Because if he dies in 314 BC instead, any children of his will still be infants and extremely vulnerable. Like OTL they will become pawns in the great game between successors. Now, if enough potent players feel their interests align with one of his children it may be likelier that one will actually end up being King and surviving into adulthood. But the complication is that these are not the only bits and pieces of the Argead dynasty. There is Phillip III and his wife Eurydice (who was herself an Argead), there is Olympias, there is Alexander's sister and his many other half sisters. Anyone that these sisters marry is going to consider themselves party to the equation, and their children will be regarded as Argeads too. Now these things are not insurmountable, but anything that imagines an actual Argead Empire arising out of Alexander dying around this time will need to take account of all of these pieces.

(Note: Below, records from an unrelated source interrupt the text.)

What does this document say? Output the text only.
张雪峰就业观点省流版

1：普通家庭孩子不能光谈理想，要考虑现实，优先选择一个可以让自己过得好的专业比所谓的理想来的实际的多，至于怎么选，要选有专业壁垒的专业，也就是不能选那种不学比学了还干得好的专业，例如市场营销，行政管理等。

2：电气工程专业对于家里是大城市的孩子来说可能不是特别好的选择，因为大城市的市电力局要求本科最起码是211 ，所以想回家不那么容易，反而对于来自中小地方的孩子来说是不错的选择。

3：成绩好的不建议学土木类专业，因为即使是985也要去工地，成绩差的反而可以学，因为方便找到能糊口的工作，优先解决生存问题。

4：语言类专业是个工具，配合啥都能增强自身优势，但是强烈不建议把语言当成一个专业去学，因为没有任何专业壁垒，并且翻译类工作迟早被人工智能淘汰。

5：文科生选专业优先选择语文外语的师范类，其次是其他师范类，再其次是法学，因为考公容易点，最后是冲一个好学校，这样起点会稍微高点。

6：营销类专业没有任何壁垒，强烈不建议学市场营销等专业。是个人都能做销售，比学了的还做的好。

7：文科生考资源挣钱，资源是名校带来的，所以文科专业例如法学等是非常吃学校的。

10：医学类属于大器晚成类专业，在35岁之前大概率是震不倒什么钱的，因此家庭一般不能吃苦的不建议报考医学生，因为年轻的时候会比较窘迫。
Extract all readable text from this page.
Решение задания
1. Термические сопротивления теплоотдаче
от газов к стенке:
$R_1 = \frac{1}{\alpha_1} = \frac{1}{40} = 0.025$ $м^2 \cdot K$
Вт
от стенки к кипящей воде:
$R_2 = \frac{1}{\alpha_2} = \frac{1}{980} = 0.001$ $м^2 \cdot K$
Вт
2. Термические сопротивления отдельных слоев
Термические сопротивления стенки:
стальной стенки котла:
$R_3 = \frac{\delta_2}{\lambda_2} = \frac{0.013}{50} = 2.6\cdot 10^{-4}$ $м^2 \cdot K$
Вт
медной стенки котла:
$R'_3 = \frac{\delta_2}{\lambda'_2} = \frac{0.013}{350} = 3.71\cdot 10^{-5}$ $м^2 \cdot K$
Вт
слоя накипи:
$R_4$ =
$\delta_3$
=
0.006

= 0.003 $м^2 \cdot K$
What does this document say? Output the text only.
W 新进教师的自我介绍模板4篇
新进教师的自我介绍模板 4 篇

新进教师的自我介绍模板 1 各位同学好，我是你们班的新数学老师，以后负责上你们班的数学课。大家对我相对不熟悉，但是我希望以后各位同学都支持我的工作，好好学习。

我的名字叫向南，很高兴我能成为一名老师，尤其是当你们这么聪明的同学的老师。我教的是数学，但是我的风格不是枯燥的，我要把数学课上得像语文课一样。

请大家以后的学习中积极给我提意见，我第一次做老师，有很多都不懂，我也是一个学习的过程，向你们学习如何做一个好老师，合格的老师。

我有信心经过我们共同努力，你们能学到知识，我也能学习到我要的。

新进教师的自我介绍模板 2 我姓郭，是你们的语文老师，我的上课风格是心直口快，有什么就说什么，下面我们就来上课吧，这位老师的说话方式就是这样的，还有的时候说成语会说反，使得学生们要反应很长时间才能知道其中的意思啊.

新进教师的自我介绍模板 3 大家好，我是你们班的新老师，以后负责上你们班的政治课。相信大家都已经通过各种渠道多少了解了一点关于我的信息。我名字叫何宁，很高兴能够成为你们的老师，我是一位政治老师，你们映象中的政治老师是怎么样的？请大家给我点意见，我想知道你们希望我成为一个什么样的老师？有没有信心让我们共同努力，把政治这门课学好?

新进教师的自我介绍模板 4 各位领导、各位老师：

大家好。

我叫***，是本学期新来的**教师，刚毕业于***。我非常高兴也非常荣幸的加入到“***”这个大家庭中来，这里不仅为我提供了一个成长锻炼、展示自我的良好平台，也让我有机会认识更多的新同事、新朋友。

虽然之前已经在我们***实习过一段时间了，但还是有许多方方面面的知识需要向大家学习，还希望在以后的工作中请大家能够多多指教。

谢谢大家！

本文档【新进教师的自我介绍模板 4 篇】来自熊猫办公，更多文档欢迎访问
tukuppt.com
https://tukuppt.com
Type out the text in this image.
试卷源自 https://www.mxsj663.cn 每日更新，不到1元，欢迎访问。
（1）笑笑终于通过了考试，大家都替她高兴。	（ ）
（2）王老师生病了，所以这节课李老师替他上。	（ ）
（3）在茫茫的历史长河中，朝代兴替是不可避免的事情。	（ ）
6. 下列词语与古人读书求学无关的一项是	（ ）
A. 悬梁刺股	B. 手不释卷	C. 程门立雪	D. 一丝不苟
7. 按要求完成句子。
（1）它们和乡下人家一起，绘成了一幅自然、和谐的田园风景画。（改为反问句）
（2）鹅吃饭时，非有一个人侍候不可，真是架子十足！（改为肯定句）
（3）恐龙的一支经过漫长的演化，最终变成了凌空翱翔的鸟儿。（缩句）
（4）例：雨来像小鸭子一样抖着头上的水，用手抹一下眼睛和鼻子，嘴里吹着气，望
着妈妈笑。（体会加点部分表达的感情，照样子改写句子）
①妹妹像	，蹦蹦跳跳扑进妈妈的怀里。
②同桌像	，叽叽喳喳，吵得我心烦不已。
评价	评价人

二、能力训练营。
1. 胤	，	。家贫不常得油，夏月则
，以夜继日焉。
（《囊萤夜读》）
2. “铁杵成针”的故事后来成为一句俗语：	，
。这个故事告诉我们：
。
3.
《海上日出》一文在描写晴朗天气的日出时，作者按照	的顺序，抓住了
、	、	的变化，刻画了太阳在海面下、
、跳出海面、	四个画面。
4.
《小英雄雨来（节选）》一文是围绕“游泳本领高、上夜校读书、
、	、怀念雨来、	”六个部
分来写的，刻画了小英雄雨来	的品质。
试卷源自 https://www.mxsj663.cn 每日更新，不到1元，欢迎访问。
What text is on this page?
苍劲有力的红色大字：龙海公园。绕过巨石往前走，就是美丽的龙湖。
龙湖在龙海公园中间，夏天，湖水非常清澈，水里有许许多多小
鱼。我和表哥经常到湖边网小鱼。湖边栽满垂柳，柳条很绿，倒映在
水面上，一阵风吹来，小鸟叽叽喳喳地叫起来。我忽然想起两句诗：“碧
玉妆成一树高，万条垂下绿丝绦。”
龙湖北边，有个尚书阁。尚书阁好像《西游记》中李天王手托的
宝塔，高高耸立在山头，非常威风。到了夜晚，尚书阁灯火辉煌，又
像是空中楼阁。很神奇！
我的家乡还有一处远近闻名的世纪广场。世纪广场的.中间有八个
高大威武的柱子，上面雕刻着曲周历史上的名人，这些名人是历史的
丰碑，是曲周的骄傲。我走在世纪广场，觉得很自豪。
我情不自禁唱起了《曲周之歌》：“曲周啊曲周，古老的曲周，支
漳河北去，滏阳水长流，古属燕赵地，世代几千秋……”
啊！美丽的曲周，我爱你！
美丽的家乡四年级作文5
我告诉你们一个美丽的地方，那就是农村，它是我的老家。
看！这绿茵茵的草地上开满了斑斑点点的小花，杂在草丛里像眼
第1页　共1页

However, at the other end of the scale you can potentially have Alexander living to a reasonably old age. This might not be a likely option, but it is in theory possible. In this particular case, Alexander can do an Augustus and simply outlive both the previous and his own generation. This would leave his Empire in the situation of being unable to remember a time before Alexander; in this case, Macedonian tradition wouldn't exactly be an issue if no-one was alive who remembered or cared about it. That isn't a panacea solution, there would still be problems. Legions of problems. But it leaves a lot of time for problematic characters to be dealt with or to die of natural causes. Because if Alexander instead lived to 60-70 years old, say, then that's probably all of the Diadochii of OTL dead by that point along with Olympias and a number of other important figures. Alexander dying in 286 BC, say, does make a difference to the equation. If the dominant generation is the one that grew up under Alexander instead of beside him, that does alter things significantly; because as it stands, OTL left a number of talented and ambitious individuals being shown what an individual with willpower and military acumen could achieve and also left them in positions of power in an unstable situation.
However, even with an octogenerian Alexander his death would probably still result in a number of problems; even if he became a dedicated administrator he would almost certainly have put in place a number of solutions that caused his successor problems. After all, Phillip II did exactly that to Alexander; he was an extremely intelligent political animal but his polygamy left Alexander with both a bad example and a host of potential dynastic rivals. For example, say Alexander tries to bridge the distance between Macedon and Mesopotamia by appointing someone King of Macedon with the assumption that Alexander outranks him as King of Kings. That might work during Alexander's lifetime. But upon his death, that client king is likely to become extremely ambitious given how distant they are from the political centre of the Empire. And if they're an Argead they have a potential claim to the big-time league as King of Kings. Someone with military talent can march, with Macedonian armies, from Pella to Babylon and take over the Empire; after all, that's exactly what Alexander did to the Persians.
I think the best case scenario without assuming extraordinary luck is this. Alexander lives long enough that one of his sons is able to survive into adulthood at least, and that son is appointed co-regent. Many of the key OTL diadochii figures will likely have already died, or fallen out of favour, by this point. But the Empire is still going to pull at the seams; either satrapies still won't have been properly integrated into the centre, or they will have been partially decentralised and will seize their chance to get out of the arrangement. And if Alexander kept the administration of the Empire roughly the same as the Achaemenid Empire his successor inherits all of the problems that system had; overly powerful satraps, a reliance on military power to guaranteee stability, and having too many potent figures in competition with one another and disagreeing with one another due to power politics. There's also a huge question mark over what would have happened with Chandragupta, who was already born by the time Alexander conquered the Indus region and is thus going to be a thing during Alexander's lifetime; the situation in the Indus is likely to be even less stable than in the Seleucid equivalent, as Seleucus did attempt to shore up the situation there (and was still ultimately unsuccessful). And Greece is still an enormous drain on military manpower for an Empire whose political centre is in Mesopotamia. That might be alleviated by similar settlement policies to the OTL Seleucid ones, but if we take our surviving accounts at our word he preferred to exclusively colonise with Macedonians and natives and fundamentally distrusted Greek troops and Greek colonists so that might be somewhat out of character. Though the thought occurs that a Greek rebellion might be punished with mass resettlement, in the ancient tradition of Near Eastern Empires. That might take much of the sting out of Greece, but would require the situation to deteriorate in Greece in the first place.
In other words, even with a long-lived Alexander I put an enormous question mark over Macedon, Greece and the Indus region at the very least.